Tout d’abord, arrêtons de conseiller au gouvernement russe de réduire les dépenses de santé. Nous devrions plutôt nous méfier profondément d’arguments en faveur d’une réduction des coûts de la lutte contre la tuberculose. De telles coupes budgétaires n’ont pas plus de sens à Moscou ou Sverdslosk qu’elles n’en ont eu à New York, où un accès de tuberculose, prenant ses racines en prison mais comparativement moins important, s’est déclaré il y a une décennie et a conduit à un afflux massif de ressources.
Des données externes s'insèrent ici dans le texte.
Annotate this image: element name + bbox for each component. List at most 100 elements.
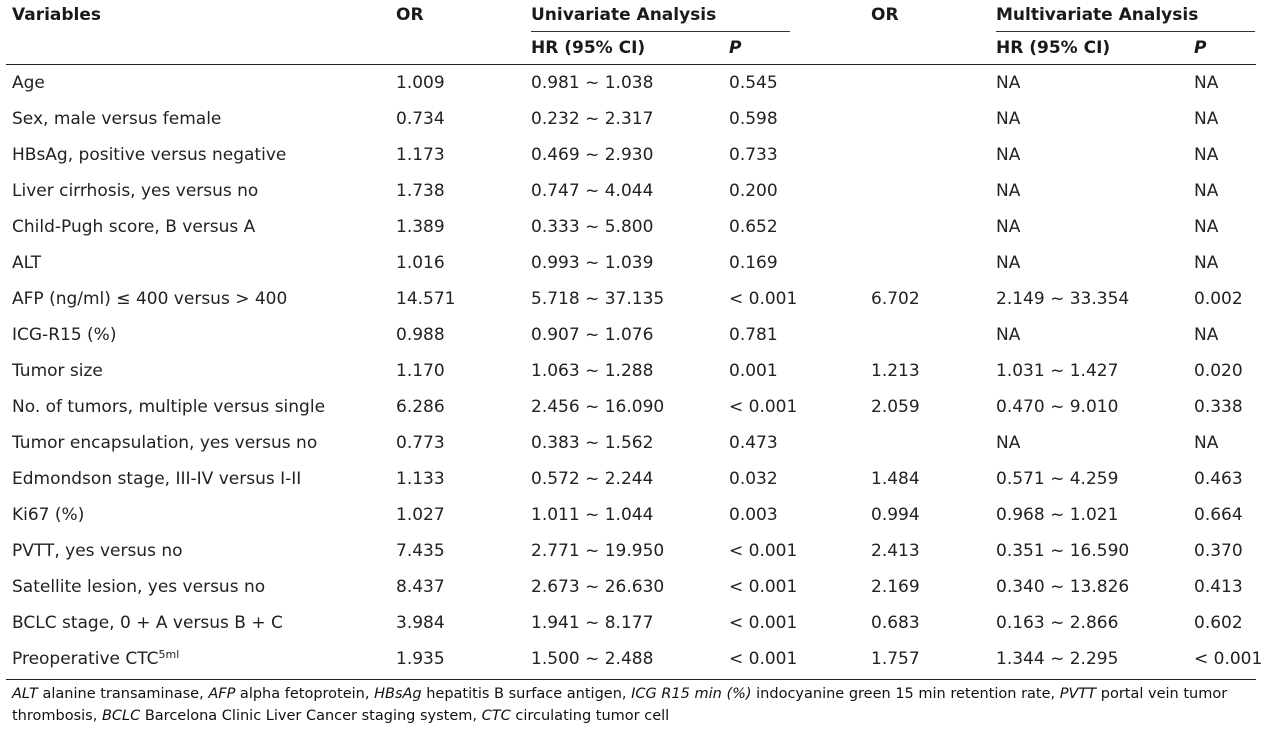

Tout le monde est maintenant d’accord sur le fait que les millions de dollars utilisés pour traiter et dépister la tuberculose à New York n’ont pas été gaspillés. Ensuite, encourageons la Russie à adopter les normes de soins de l’Europe et des autres pays industrialisés. La Russie a les capacités professionnelles et techniques pour mettre en place un système moderne de lutte contre la tuberculose. Enfin, joignons à nos conseils un soutien financier généreux pour permettre au pays de se fournir en moyens de dépistage et de traitement. Dans ce cas précis, nous devrions autant que possible éviter les prêts et préférer les subventions. Car quel mal y a t-il à vouloir utiliser les ressources financières là où elles sont le plus utiles ? La bonne volonté des sociétés prospères à s’attaquer à cette nouvelle tuberculose sera le test de notre engagement dans un nouvel internationalisme dont nous avons grandement besoin pour arrêter ce fléau, ainsi que d’autres qui sont en train d’émerger. Et nous devons agir rapidement, avant que la propagation du virus VIH en Russie n’en fasse une tâche encore plus éprouvante. Le temps nous est compté.